Questions surrounding the effectiveness of the SANDF have been raised, after just over a month of being deployed to gang-ridden areas on the Cape Flats. Many residents in gang afflicted areas are sceptical about the impact the SANDF has had on crime since their deployment, with some saying they are nothing more than “tourists”. In one of the deadliest weekends in the province, 47 murders were recorded by forensic services in the metro earlier this month. Of the 47 murders, 27 were shootings and 13 were stabbings.
Chairman of the Lentegeur Community Policing Forum, Byron de Villiers says that even with boots on the ground in many areas, the situation with crime and gangsterism remains threatening.
“Unfortunately, in the Lentegeur precinct we had a few shootings and we still haven’t seen the army in our area yet. If the army was deployed in the manner we understood they would be, I’m sure the figures [of murder and crime] would be down by way more.”
De Villiers says that he’s disappointed with the way the army is being utilised. He feels that the SANDF could contribute more meaningfully by playing a more active role.
“We, as a Mitchells Plain cluster, made a call for the army,” he said.
“But it’s not effective when they’re merely tourists in the areas – standing around and not being managed properly. Go do your problematic houses – go to the gang leaders and do operations!”
“We feel they are being misguided in terms of what their operational effectiveness should be.”

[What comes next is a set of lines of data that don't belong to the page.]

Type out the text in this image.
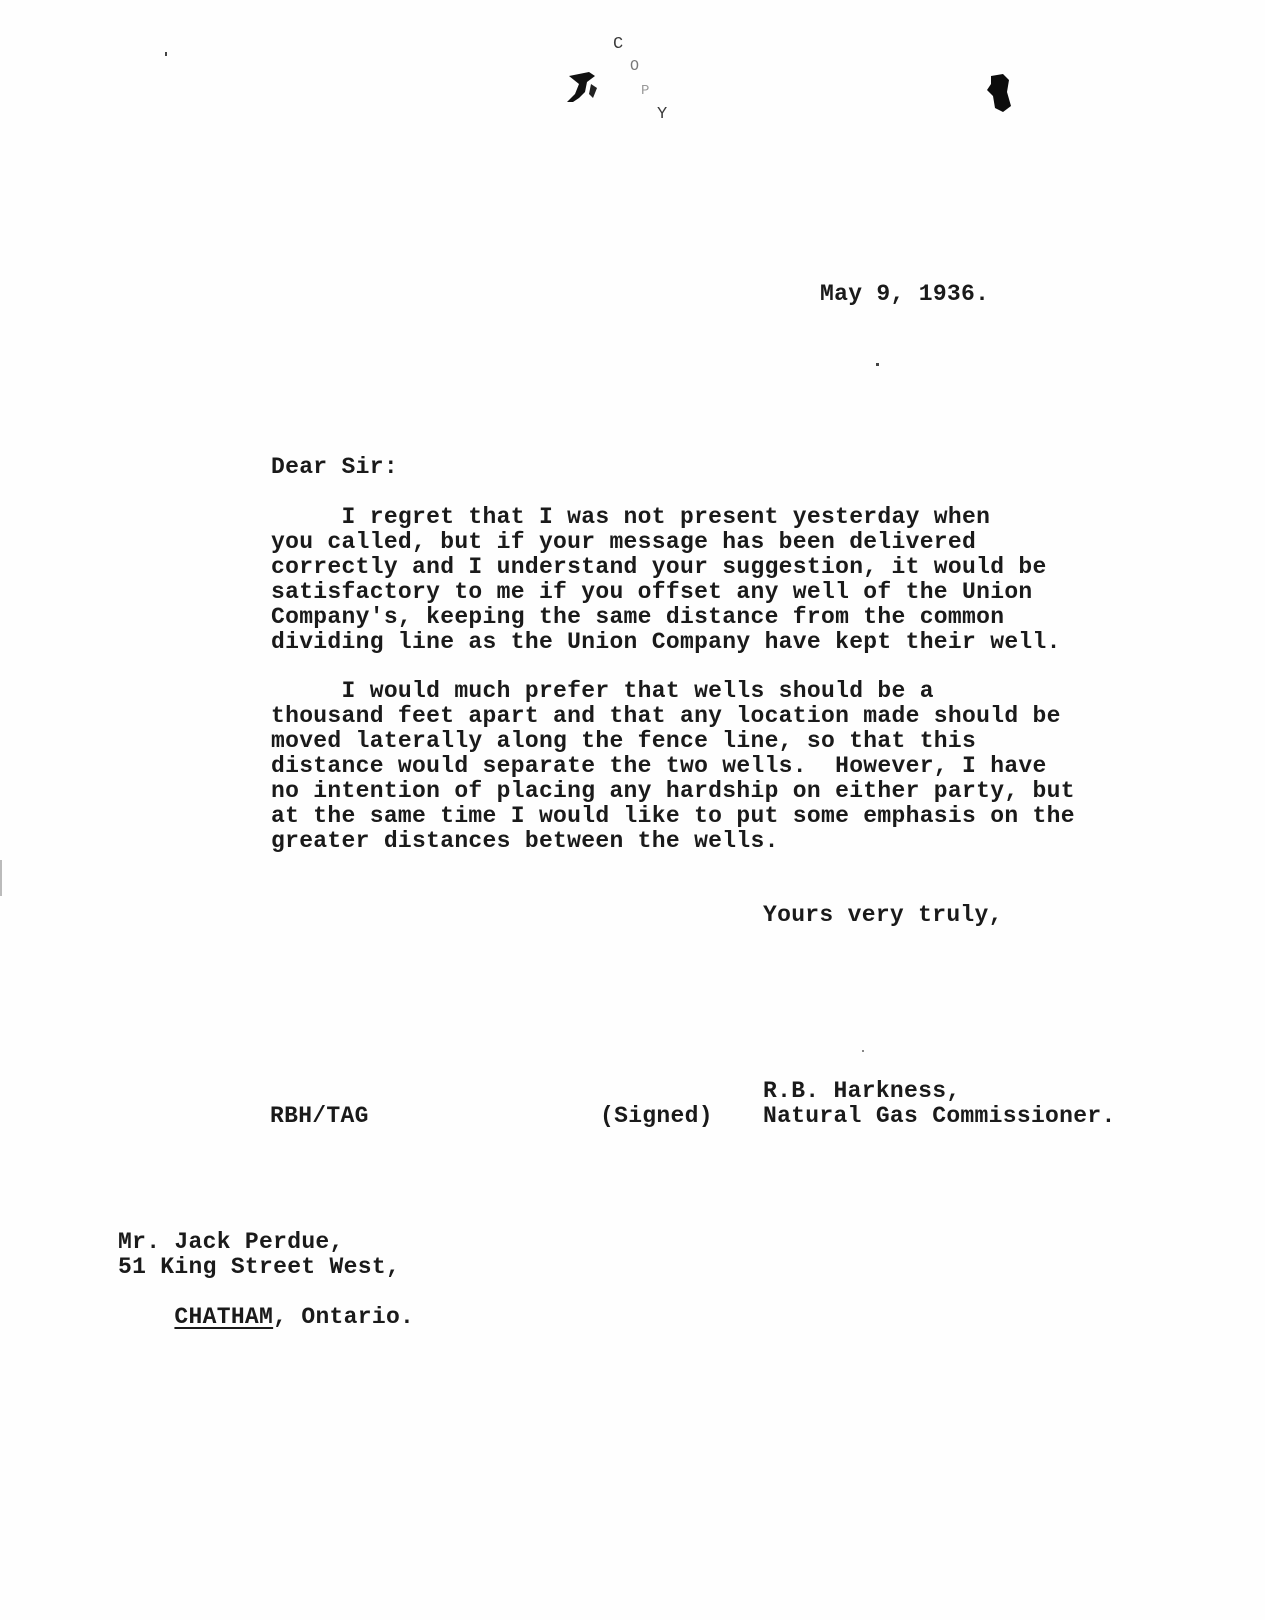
C
O
P
Y
May 9, 1936.
Dear Sir:
I regret that I was not present yesterday when
you called, but if your message has been delivered
correctly and I understand your suggestion, it would be
satisfactory to me if you offset any well of the Union
Company's, keeping the same distance from the common
dividing line as the Union Company have kept their well.
I would much prefer that wells should be a
thousand feet apart and that any location made should be
moved laterally along the fence line, so that this
distance would separate the two wells.  However, I have
no intention of placing any hardship on either party, but
at the same time I would like to put some emphasis on the
greater distances between the wells.
Yours very truly,
R.B. Harkness,
Natural Gas Commissioner.
RBH/TAG	(Signed)
Mr. Jack Perdue,
51 King Street West,

CHATHAM, Ontario.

Bishop Lavis community activist Abdul Kariem Matthews believes a militarised solution is not working and what communities need “is a different army”.

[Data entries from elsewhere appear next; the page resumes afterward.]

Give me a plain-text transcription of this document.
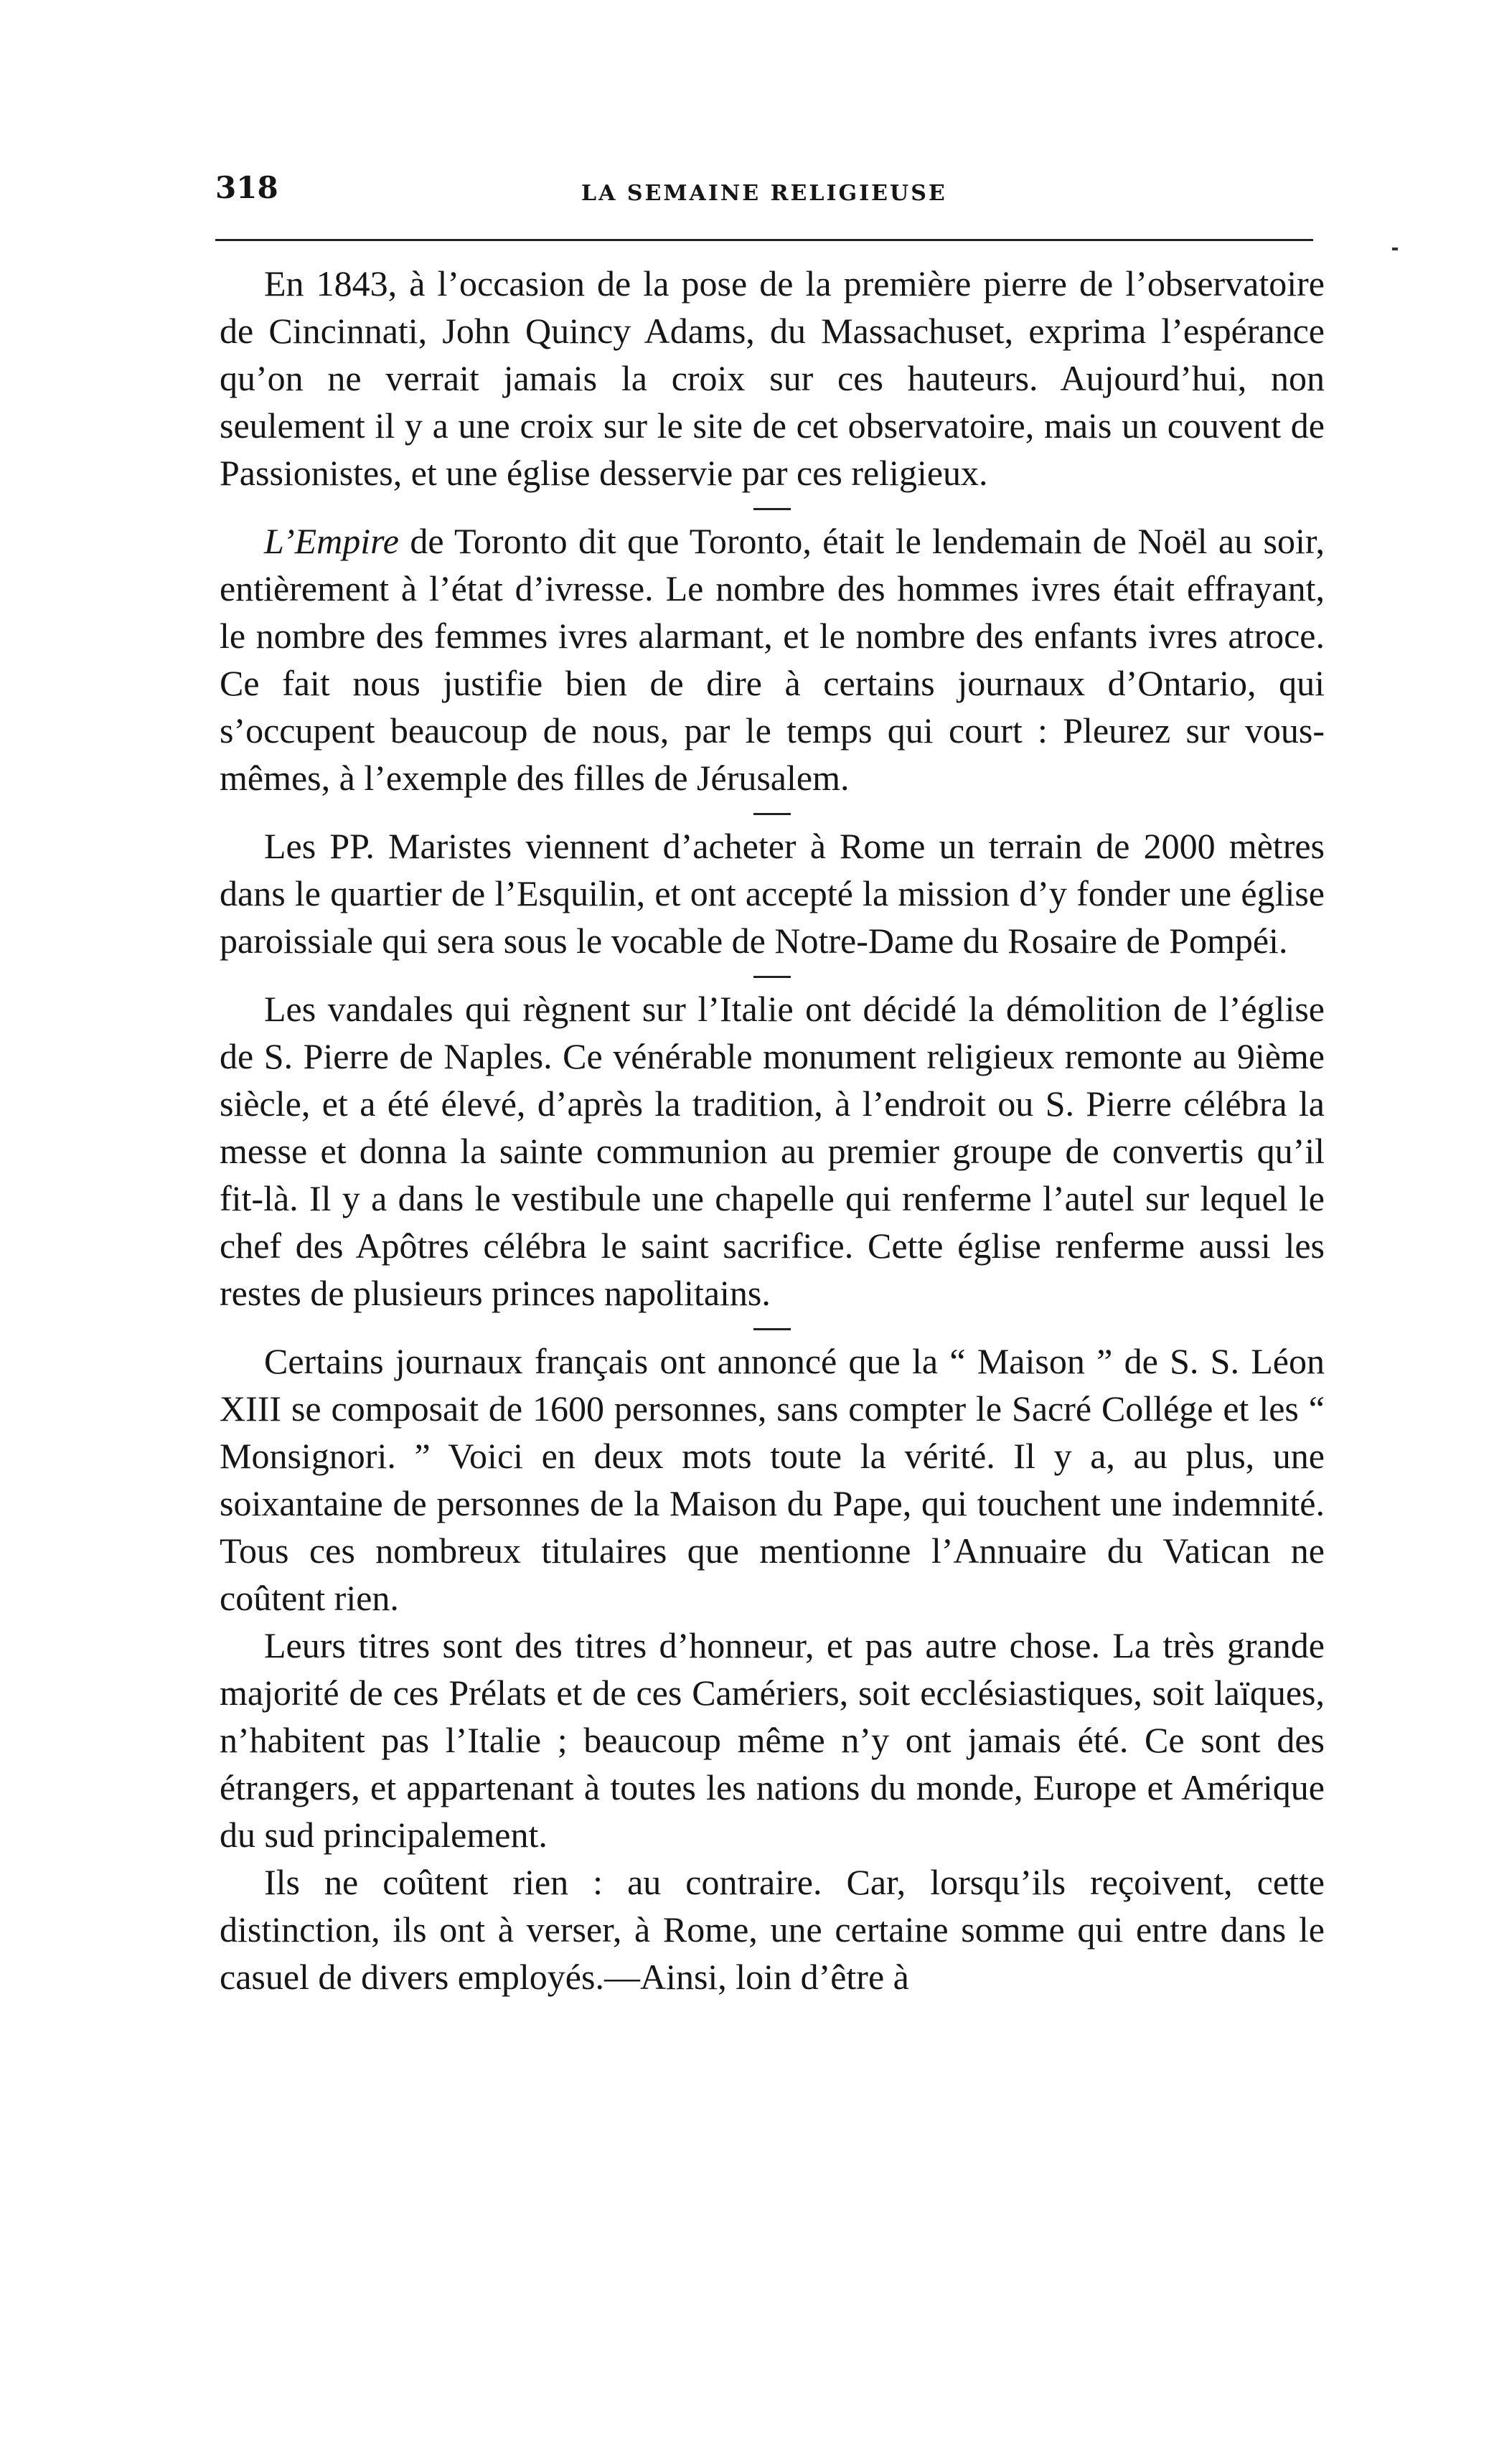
318	LA SEMAINE RELIGIEUSE

En 1843, à l’occasion de la pose de la première pierre de l’observatoire de Cincinnati, John Quincy Adams, du Massachuset, exprima l’espérance qu’on ne verrait jamais la croix sur ces hauteurs. Aujourd’hui, non seulement il y a une croix sur le site de cet observatoire, mais un couvent de Passionistes, et une église desservie par ces religieux.

L’Empire de Toronto dit que Toronto, était le lendemain de Noël au soir, entièrement à l’état d’ivresse. Le nombre des hommes ivres était effrayant, le nombre des femmes ivres alarmant, et le nombre des enfants ivres atroce. Ce fait nous justifie bien de dire à certains journaux d’Ontario, qui s’occupent beaucoup de nous, par le temps qui court : Pleurez sur vous-mêmes, à l’exemple des filles de Jérusalem.

Les PP. Maristes viennent d’acheter à Rome un terrain de 2000 mètres dans le quartier de l’Esquilin, et ont accepté la mission d’y fonder une église paroissiale qui sera sous le vocable de Notre-Dame du Rosaire de Pompéi.

Les vandales qui règnent sur l’Italie ont décidé la démolition de l’église de S. Pierre de Naples. Ce vénérable monument religieux remonte au 9ième siècle, et a été élevé, d’après la tradition, à l’endroit ou S. Pierre célébra la messe et donna la sainte communion au premier groupe de convertis qu’il fit-là. Il y a dans le vestibule une chapelle qui renferme l’autel sur lequel le chef des Apôtres célébra le saint sacrifice. Cette église renferme aussi les restes de plusieurs princes napolitains.

Certains journaux français ont annoncé que la “ Maison ” de S. S. Léon XIII se composait de 1600 personnes, sans compter le Sacré Collége et les “ Monsignori. ” Voici en deux mots toute la vérité. Il y a, au plus, une soixantaine de personnes de la Maison du Pape, qui touchent une indemnité. Tous ces nombreux titulaires que mentionne l’Annuaire du Vatican ne coûtent rien.

Leurs titres sont des titres d’honneur, et pas autre chose. La très grande majorité de ces Prélats et de ces Camériers, soit ecclésiastiques, soit laïques, n’habitent pas l’Italie ; beaucoup même n’y ont jamais été. Ce sont des étrangers, et appartenant à toutes les nations du monde, Europe et Amérique du sud principalement.

Ils ne coûtent rien : au contraire. Car, lorsqu’ils reçoivent, cette distinction, ils ont à verser, à Rome, une certaine somme qui entre dans le casuel de divers employés.—Ainsi, loin d’être à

“(We need) An army of social workers, an army of drug rehabilitation centres, an army of teachers, an army of sports, an army of recreational centres and finally the working class needs jobs at a decent wage,” he wrote on Facebook.
He said more shutdowns will be planned to disrupt the “denial of the war” raging across the Cape Flats.
“The mortuaries are overflowing, and the bodies are stacked up. The emergency services personnel are suffering from PTSD and the hospitals are practicing battlefield medicine. Over 2400 dead bodies to date. And the body count will escalate come November and December.”
“Working-class women, men and children are dying because the government refuses to listen. Those not impacted by this war ignore our appeals, our demands, our tears, our trauma and our lived experience.
“You don’t want us to disrupt your comfortable lives. You don’t what us to disrupt the traffic. You don’t want us to disrupt your schooling and you don’t want us to disrupt the universities. And yet you ignore how our lives are disrupted by merciless gangs and drug lords.What have we done you may ask? Take responsibility you say.”
Karriem said even though efforts are being made by communities to be more pro-active in fighting crime and to get involved in social welfare projects, the violence continues unabated.
“Give SAPS the names of the criminals you say. Give up your children you say. I can quote chapter and verse to you how dockets disappear because of corrupt criminal cops. I can show you how witnesses are routinely killed. How about Ellen Pakkies who out of desperation and fear had to take the life of her drug addicted son. That is the lived reality of the working class,” he continued.
Despite the lack of effectiveness thus far, De Villiers maintains that there is an urgent need for the SANDF in the Cape Flats. He has also indicated that his CPF will meet with the provincial Ministry of Community Safety on the 29 August, where he hopes to discuss some of these issues.